Editor's Note: As of January 2016, the Nickelodeon program will no longer be offered on Norwegian Gem.
Norwegian takes a one-ship-fits-all approach to cruising with Gem, where rock climbing meets shuffleboard and hot-stone massages meet Guitar Hero and chess played with comically large game pieces.
Gem launched in 2007, and on it, Norwegian Cruise Line continues to refine its Freestyle Cruising concept, which focuses on flexibility and a casual atmosphere. On Gem, more than 2,300 passengers enjoy the freedom to dine where, when and with whom they wish (except for when reservations require otherwise). The dress code is relaxed, with an optional formal night for those looking to get all dolled up. In spring 2008, the ship underwent the company's Freestyle 2.0 upgrade program, receiving several enhancements to its menus, new beds throughout and service tweaks at all levels.
If casual is the goal, entertainment is the modus operandi. As passengers board Gem, they're greeted in the main atrium with blaring beats spun by a D.J. whose ruby red turntable is almost as flashy as the glowing space itself. Thirteen bars, an enormous 1,115-seat theater -- featuring Second City and Broadway-esque productions -- and a dozen restaurants keep the ship hopping throughout the trip.
The ship also accommodates those in need of quiet time; from the spacious and serene spa, with armchairs overlooking a vast ocean expanse, to a variety of lounges and a library, there are nooks aplenty for relaxation.
The ability to shift between active and restful, party and calm, at a moment's notice is Norwegian's calling card. With so many options, Gem ensures that you can find time to do what you want onboard -- whatever that may be.
Passengers are predominately from the U.S. and Canada. The average age varies; on longer cruises, the ship appeals to older passengers. On seven-night trips during school holiday seasons, it's dominated by families.
Just about anything goes, wardrobe-wise, with most passengers wearing casual, poolside garb during the day and resort casual-style clothing -- including jeans -- at night. (Shorts and tank tops are only permitted in the Garden Cafe and Blue Lagoon after hours.) Grand Pacific is the ship's dress-up restaurant in the evenings.

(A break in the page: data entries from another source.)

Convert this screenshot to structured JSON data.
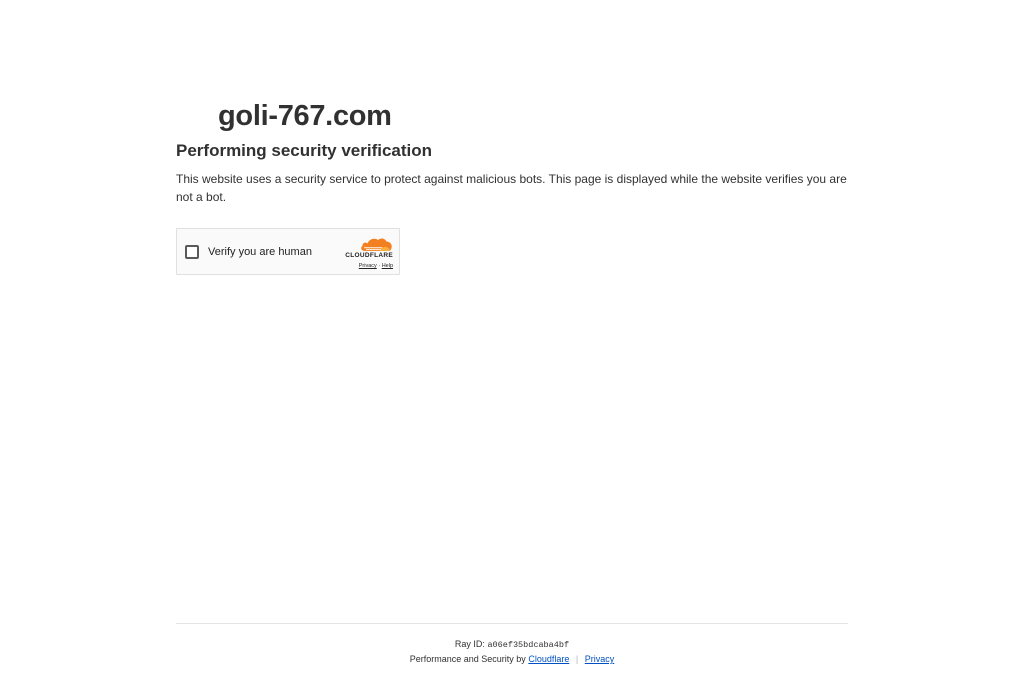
{
  "site": {
    "domain": "goli-767.com"
  },
  "challenge": {
    "heading": "Performing security verification",
    "description": "This website uses a security service to protect against malicious bots. This page is displayed while the website verifies you are not a bot."
  },
  "widget": {
    "checkbox_label": "Verify you are human",
    "brand_wordmark": "CLOUDFLARE",
    "privacy_link": "Privacy",
    "link_separator": "·",
    "help_link": "Help",
    "brand_icon": "cloudflare-cloud-icon",
    "brand_color": "#f38020"
  },
  "footer": {
    "ray_label": "Ray ID:",
    "ray_id": "a06ef35bdcaba4bf",
    "perf_text": "Performance and Security by",
    "cloudflare_link": "Cloudflare",
    "separator": "|",
    "privacy_link": "Privacy",
    "link_color": "#0051c3"
  }
}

Passengers are charged $13.50 per person(including kids ages 3 and up), per day in all cabin categories up to and including a minisuite. Suite guests will be charged $15.50 per person, per day. An 18 percent gratuity is automatically added to orders for drinks (from sodas and juices to bottles of wine and cocktails). All specialty and entertainment dining carries an 18 percent auto-gratuity. The Yin & Yang Spa automatically adds an 18 percent tip on all spa and salon services and, oddly enough, on fitness programs at its Body Waves facility. There's no gratuity expected to counselors of the kids programs, but tips are gratefully accepted. (Aim for about $3 per day, per child.) Passengers in suites that come with butlers tip at their own discretion. (Plan to pay $3 to $5 per day, per person -- more if you made a lot of extra requests.)
The onboard currency is the U.S. dollar.